Whatshot
Adventures with Kingsley Holgate - Afrika Outside Edge 16
Adventures with Kingsley Holgate - Afrika Outside Edge 16
Date: 2017-08-04
Ross and I wave from the boat, the crowd shouts with delight as I open up the throttle, the Landy party hoots and flashes their lights. "See you in Bagamoyo, over and out." The Land Rover party will have to backtrack, then take a massive detour inland. Bouncing into the wind, just on the plane, Ross and I hug the coast, thatched villages, tall palm trees and sandy beaches south down the outside edge of Africa. At last light we race the rubberduck up a deserted beach. We roll out our green khaki canvas bedrolls under the stars and the swaying palms up on a grassy bank, father and son lying on their backs chatting.
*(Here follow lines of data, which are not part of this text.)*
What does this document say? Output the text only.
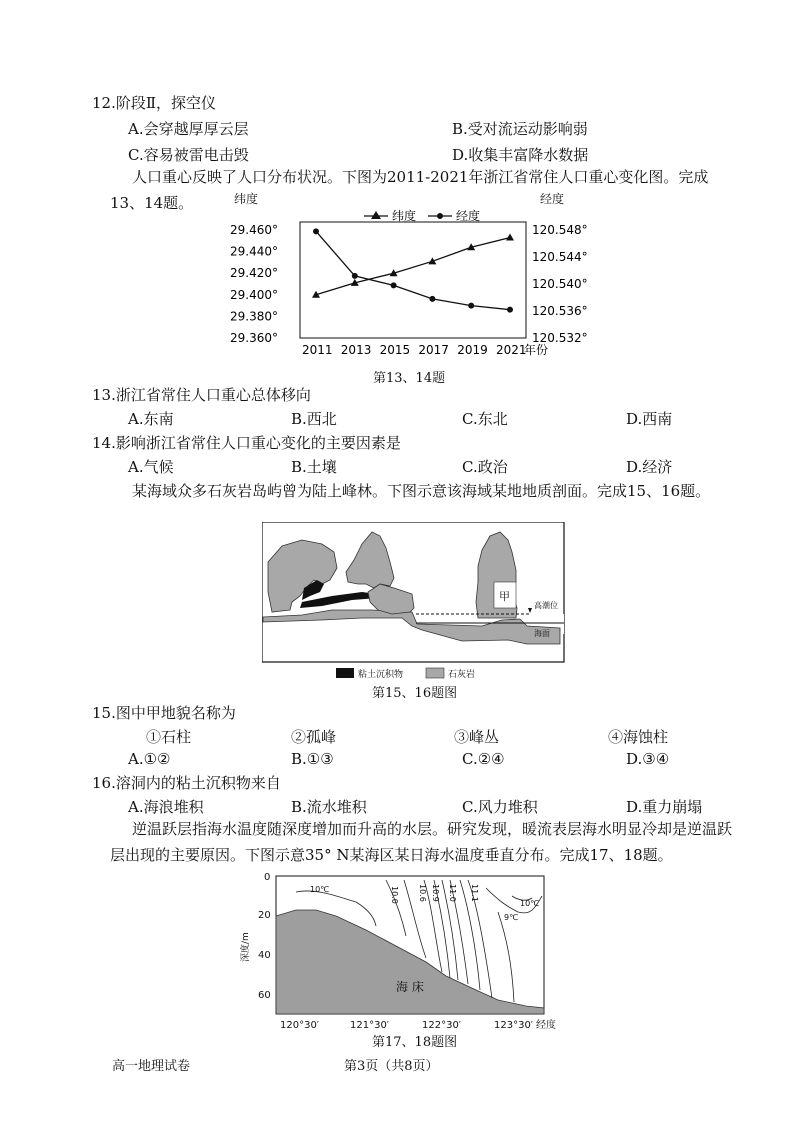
12.阶段Ⅱ，探空仪
A.会穿越厚厚云层	B.受对流运动影响弱
C.容易被雷电击毁	D.收集丰富降水数据
人口重心反映了人口分布状况。下图为2011-2021年浙江省常住人口重心变化图。完成13、14题。	纬度	经度
29.460°
29.440°
29.420°
29.400°
29.380°
29.360°
120.548°
120.544°
120.540°
120.536°
120.532°
2011 2013 2015 2017 2019 2021
年份
纬度	经度
第13、14题
13.浙江省常住人口重心总体移向
A.东南	B.西北	C.东北	D.西南
14.影响浙江省常住人口重心变化的主要因素是
A.气候	B.土壤	C.政治	D.经济
某海域众多石灰岩岛屿曾为陆上峰林。下图示意该海域某地地质剖面。完成15、16题。
甲
高潮位
海面
粘土沉积物	石灰岩
第15、16题图
15.图中甲地貌名称为
①石柱	②孤峰	③峰丛	④海蚀柱
A.①②	B.①③	C.②④	D.③④
16.溶洞内的粘土沉积物来自
A.海浪堆积	B.流水堆积	C.风力堆积	D.重力崩塌
逆温跃层指海水温度随深度增加而升高的水层。研究发现，暖流表层海水明显冷却是逆温跃层出现的主要原因。下图示意35° N某海区某日海水温度垂直分布。完成17、18题。
海 床
10℃
10℃
9℃
10.0 10.6 10.9 11.0 11.1
深度/m
0
20
40
60
120°30′	121°30′	122°30′	123°30′ 经度
第17、18题图
高一地理试卷	第3页（共8页）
Just the sound of the Kusi trade wind blowing through the palm fronds and the flop of the waves on the beach.
Next day still following the edge the Kusi picks up into an uncomfortable bone-jarring chop, hour after hour, big storm clouds over Pemba Island in the North of Zanzibar, the weather's turning ugly. The warm rain hits us in sheets, the sky goes dark, the visibility is poor but at least the wind drops and the sea smoothes out. We reach Bagamoyo at low tide in the rain and are forced to anchor about a kilometre from the shore. "You better wear strops - sea urchins," says Ross, "I'll stay with the boat." Dripping wet I walk into Helen and Frank's bar at the Traveller's Lodge.
The Land Rover party arrive covered in red mud. Frank gives us one of his Swahili crew to go and relieve Ross and pull in the boat on the high tide. That evening the District Commissioner tells us that the word Bagamoyo means "where you lay down the burden of your heart" which could be the phrase from a out of a slave lament, meaning that although they were to be shipped from the African mainland, their hearts would be left behind in Bagamoyo. Dr. David Livingstone called this trade in human flesh "the open sore of the world." Next day in a humanist turnabout we distribute life saving mosquito nets to mums and babies at the church where Livingstone's sun-dried corpse was carried to before being transported to Zanzibar and Westminster Abbey, where he is buried in the floor of the nave. Old professor Samahani, the local historian attached to the Catholic mission, looks us up and down through his thick spectacles. He's a delightful old man.
"Yes, many expeditions have come this way," he says nodding wisely. "Burton, Speke, Stanley and Livingstone - they all came here in dhows from Zanzibar and then their overland caravans left from here, but yours is the first one to come from around Africa. Karibuni, welcome to Bagamoyo."